Monthly Forecast – December 2022
Forecast updates
One of the most significant considerations for this forecast is if and when China will return to markets. Historically, when China’s demand eases, no other nation or group of countries can absorb that lost volume – it appears 2022 may be no different. So far, milk production from major exporting regions lagged last year, with the United States and Europe pulling ahead in recent months. While milk production has been slow to materialize, the lost volume from the world’s largest dairy product importer has outpaced supply slowdowns making markets sluggish as the year-end fast approaches.
- Months of higher prices have started to encourage milk production. Add to that, major plant expansions in the middle of the United States are helping to bring new cows and dairies online. However modest, those gains are starting to drag on dairy product prices.
- For this forecast, Ceres revised NDM prices lower for 2023-2025. Prices should remain elevated compared to the previous five years but less than this year due to lackluster demand from China.
- While China has announced efforts to reduce its zero-Covid policy, most experts suggest it will be a bumpy road to normalcy due to low uptake of vaccines and boosters and very low natural immunity – implying periodic spread and sickness.
- That may be contrary to China’s statements that its Lunar new year and spring festival holidays will be major events.
- But, it could be a transition that eventually brings the Dragon roaring back to markets, helping stabilize demand later in 2023.
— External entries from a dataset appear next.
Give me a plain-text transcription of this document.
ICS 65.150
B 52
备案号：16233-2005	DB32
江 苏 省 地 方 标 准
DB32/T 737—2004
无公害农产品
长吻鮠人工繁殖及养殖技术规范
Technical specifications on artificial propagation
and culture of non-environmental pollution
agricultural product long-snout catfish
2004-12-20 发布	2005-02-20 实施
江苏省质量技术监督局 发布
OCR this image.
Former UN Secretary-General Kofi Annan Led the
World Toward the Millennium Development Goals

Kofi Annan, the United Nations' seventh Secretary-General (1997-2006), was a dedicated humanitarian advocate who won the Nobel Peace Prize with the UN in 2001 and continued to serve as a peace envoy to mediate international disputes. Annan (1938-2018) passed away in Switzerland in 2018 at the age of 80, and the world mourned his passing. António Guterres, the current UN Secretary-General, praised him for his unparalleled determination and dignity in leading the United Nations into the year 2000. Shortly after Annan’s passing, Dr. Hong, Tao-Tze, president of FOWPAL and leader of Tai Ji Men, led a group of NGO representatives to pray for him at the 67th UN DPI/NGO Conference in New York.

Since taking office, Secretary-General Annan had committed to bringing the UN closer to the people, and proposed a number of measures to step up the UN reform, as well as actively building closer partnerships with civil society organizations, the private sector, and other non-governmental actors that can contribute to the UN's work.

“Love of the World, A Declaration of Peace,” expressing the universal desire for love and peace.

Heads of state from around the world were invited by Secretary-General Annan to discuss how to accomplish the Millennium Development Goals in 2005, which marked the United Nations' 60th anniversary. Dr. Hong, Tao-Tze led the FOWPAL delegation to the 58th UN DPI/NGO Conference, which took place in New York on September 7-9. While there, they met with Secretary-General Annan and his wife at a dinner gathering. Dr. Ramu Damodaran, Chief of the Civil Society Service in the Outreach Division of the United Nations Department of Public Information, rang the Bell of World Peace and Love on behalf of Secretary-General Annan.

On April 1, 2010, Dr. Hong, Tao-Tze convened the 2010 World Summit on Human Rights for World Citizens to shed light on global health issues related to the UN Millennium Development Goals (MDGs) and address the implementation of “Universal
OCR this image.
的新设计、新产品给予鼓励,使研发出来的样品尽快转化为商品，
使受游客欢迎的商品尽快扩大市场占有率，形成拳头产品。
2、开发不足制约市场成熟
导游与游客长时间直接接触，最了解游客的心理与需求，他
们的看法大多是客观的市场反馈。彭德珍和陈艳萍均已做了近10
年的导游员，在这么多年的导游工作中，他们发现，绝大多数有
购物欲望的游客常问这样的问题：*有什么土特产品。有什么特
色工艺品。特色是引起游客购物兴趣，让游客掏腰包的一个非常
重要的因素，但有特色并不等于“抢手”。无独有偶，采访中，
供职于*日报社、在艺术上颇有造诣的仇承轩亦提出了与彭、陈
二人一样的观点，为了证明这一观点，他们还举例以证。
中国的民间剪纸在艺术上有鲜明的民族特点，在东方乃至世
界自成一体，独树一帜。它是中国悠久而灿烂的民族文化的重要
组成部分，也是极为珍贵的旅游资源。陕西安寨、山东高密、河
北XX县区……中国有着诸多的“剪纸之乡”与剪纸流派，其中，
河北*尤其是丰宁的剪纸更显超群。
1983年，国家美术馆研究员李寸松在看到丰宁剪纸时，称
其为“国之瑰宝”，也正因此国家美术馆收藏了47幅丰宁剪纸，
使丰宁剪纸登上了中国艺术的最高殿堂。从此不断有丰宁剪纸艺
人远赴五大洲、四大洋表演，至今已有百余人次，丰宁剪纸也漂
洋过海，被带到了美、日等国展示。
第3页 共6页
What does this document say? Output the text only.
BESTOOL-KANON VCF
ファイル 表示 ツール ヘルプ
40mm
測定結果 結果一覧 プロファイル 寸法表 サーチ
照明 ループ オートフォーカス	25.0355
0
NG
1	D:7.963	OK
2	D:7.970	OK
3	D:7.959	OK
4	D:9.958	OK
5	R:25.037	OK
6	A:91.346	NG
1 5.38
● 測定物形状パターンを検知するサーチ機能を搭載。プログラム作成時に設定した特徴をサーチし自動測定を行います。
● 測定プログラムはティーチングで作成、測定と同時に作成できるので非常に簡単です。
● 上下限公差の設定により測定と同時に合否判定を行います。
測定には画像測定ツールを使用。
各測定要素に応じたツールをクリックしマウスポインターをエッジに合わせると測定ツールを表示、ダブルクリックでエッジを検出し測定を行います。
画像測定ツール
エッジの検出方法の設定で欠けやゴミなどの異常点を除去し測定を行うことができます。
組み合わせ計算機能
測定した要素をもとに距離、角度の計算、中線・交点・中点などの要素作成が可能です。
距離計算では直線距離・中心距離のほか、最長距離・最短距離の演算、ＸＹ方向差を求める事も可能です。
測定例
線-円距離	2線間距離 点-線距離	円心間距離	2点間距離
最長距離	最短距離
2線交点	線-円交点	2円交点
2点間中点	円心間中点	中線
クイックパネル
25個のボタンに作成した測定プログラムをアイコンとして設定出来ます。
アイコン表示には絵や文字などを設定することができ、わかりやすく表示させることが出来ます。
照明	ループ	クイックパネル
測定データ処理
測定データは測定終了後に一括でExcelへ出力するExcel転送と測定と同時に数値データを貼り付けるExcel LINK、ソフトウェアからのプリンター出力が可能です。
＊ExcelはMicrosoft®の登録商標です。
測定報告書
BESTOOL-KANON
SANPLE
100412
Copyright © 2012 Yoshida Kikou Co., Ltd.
- For those reasons, Ceres reduced milk powder forecasts from last month.
- Butter prices remain resilient after Thanksgiving, with anecdotal reports that butter supplies are limited for this time of year. At the same time, data indicates that US butterfat imports are rising as more AMF is inbound. While US exports to Canada could continue – the value of New Zealand and European butter is well below US prices – that could create more competition for exports elsewhere. That resulted in a similar outlook for butter prices.
- Cheese markets are on the rise at the beginning of November. That may be short-lived, but there seems to be little reason for prices to reset substantially to increase interest. Each time futures move toward $1.95 – interest comes back pushing price forecasts up again.
- The Dumas Cheese plant should begin start-up procedures in May – that will provide new cheese to markets.
- USDA’s Agricultural Feeding Kids & Families program could provide a floor for cheese prices through 2024.
- US exports are strong and likely to remain positive next year, which will hinge on Mexico’s demand.
- Elsewhere, European markets are mixed, with an outlook for cheese prices to head lower. New Zealand exports slowed on lower demand from China.
- For those reasons, Ceres made modest adjustments to the cheese price outlook. The block-barrel spread remains tight – with barrels holding premiums at times.
- Foodservice and retail demand is positive, but still expecting a seasonal decline in mid-Q1 2023.